How do you solve the differential equation $\dfrac{{dy}}{{dx}} = 6{y^2}x,$ where $y(1) = \dfrac{1}{{25}}$?

Answer 1

Hint: Here first of all we will separate both the variables on different sides and then will apply integration on both the sides and will simplify the equation and place the given coordinates to find the constant value and then replace in the final solution.

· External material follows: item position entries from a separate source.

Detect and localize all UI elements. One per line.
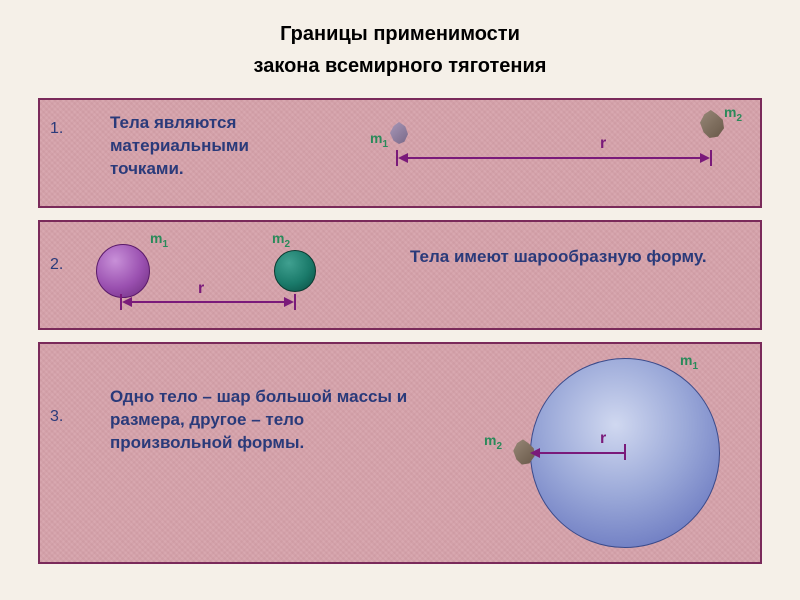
case-3-box: 3. Одно тело – шар большой массы и разме…: [38, 342, 762, 564]
mass-1-label-2: m1: [150, 230, 168, 250]
distance-arrow: [408, 157, 700, 159]
body-1-icon: [390, 122, 408, 144]
mass-2-label-3: m2: [484, 432, 502, 452]
case-1-box: 1. Тела являются материальными точками. …: [38, 98, 762, 208]
slide: Границы применимости закона всемирного т…: [0, 0, 800, 600]
arrowhead-right-icon-2: [284, 297, 294, 307]
arrowhead-left-icon-2: [122, 297, 132, 307]
sphere-1-icon: [96, 244, 150, 298]
distance-r-label: r: [600, 135, 606, 153]
arrowhead-left-icon: [398, 153, 408, 163]
sphere-2-icon: [274, 250, 316, 292]
case-2-number: 2.: [50, 256, 63, 274]
case-1-number: 1.: [50, 120, 63, 138]
case-2-text: Тела имеют шарообразную форму.: [410, 246, 710, 269]
tick-right-2: [294, 294, 296, 310]
case-3-number: 3.: [50, 408, 63, 426]
title-block: Границы применимости закона всемирного т…: [0, 0, 800, 82]
mass-1-label: m1: [370, 130, 388, 150]
title-line-1: Границы применимости: [0, 18, 800, 50]
mass-2-label-2: m2: [272, 230, 290, 250]
radius-arrow: [540, 452, 624, 454]
mass-1-label-3: m1: [680, 352, 698, 372]
case-1-text: Тела являются материальными точками.: [110, 112, 320, 181]
case-2-box: 2. Тела имеют шарообразную форму. m1 m2 …: [38, 220, 762, 330]
distance-arrow-2: [132, 301, 284, 303]
arrowhead-left-icon-3: [530, 448, 540, 458]
tick-right: [710, 150, 712, 166]
distance-r-label-2: r: [198, 280, 204, 298]
arrowhead-right-icon: [700, 153, 710, 163]
case-3-text: Одно тело – шар большой массы и размера,…: [110, 386, 420, 455]
body-2-icon: [700, 110, 724, 138]
title-line-2: закона всемирного тяготения: [0, 50, 800, 82]
mass-2-label: m2: [724, 104, 742, 124]
tick-center: [624, 444, 626, 460]
radius-r-label: r: [600, 430, 606, 448]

Complete step-by-step solution:
Take the given expression: $\dfrac{{dy}}{{dx}} = 6{y^2}x$
Now separate both the variables “x” and “y” from the above equation. Remember when you move the term multiplicative on one side to the opposite side then it goes to the denominator and similarly term in division on one side if moved to the opposite side then it goes to the numerator.
$ \Rightarrow \dfrac{1}{{{y^2}}}dy = 6xdx$
Now take integration on both the sides of the equation.
$\int {\dfrac{1}{{{y^2}}}dy} = \int {6xdx} $
Apply the formula, \[\int {{x^n}dx} = \dfrac{{{x^{n + 1}}}}{{n + 1}}\] in the above equation
$ \Rightarrow - \dfrac{1}{y} = 3{x^2} + c$
Multiply both the sides of the above equation with minus one
$ \Rightarrow \dfrac{1}{y} = - (3{x^2} + c)$
Cross multiply and make “y” the subject, in cross multiplication denominator of one side is multiplied with the numerator of the opposite side.
$ \Rightarrow y = - \dfrac{1}{{(3{x^2} + c)}}$ ….. (A)
We are also given that $y(1) = \dfrac{1}{{25}}$so place $x = 1$in the above equation.
$ \Rightarrow \dfrac{1}{{25}} = - \dfrac{1}{{(3{{(1)}^2} + c)}}$
Simplify the above equation, multiply with minus one on both the sides of the equation.
$ \Rightarrow - \dfrac{1}{{25}} = \dfrac{1}{{3 + c}}$
Do cross multiplication
$ \Rightarrow 3 + c = - 25$
Make “c” the subject and move on the opposite side. Move the constant term on the left hand side of the equation from the right hand side of the equation. When you move any term from one side to another then the sign of the term also changes. Positive terms become negative and the negative term becomes positive.
$ \Rightarrow c = - 25 - 3$
While simplifying two negative numbers in actual you have to add both the numbers and give a negative sign to the resultant answer.
$ \Rightarrow c = - 28$
Place the above value in the equation (A)
$ \Rightarrow y = - \dfrac{1}{{(3{x^2} - 28)}}$
Applying the negative sign inside the bracket which changes the sign of all the terms
$ \Rightarrow y = \dfrac{1}{{28 - 3{x^2}}}$
This is the required solution.

Note: Know the difference between the differentiation and the integration and apply the formula accordingly. integration is the concept of calculus and it is the act of finding the integrals whereas Differentiation can be represented as the rate of change of the function, whereas integration represents the sum of the function over the range. They are inverses of each other. Be careful about plus and minus signs.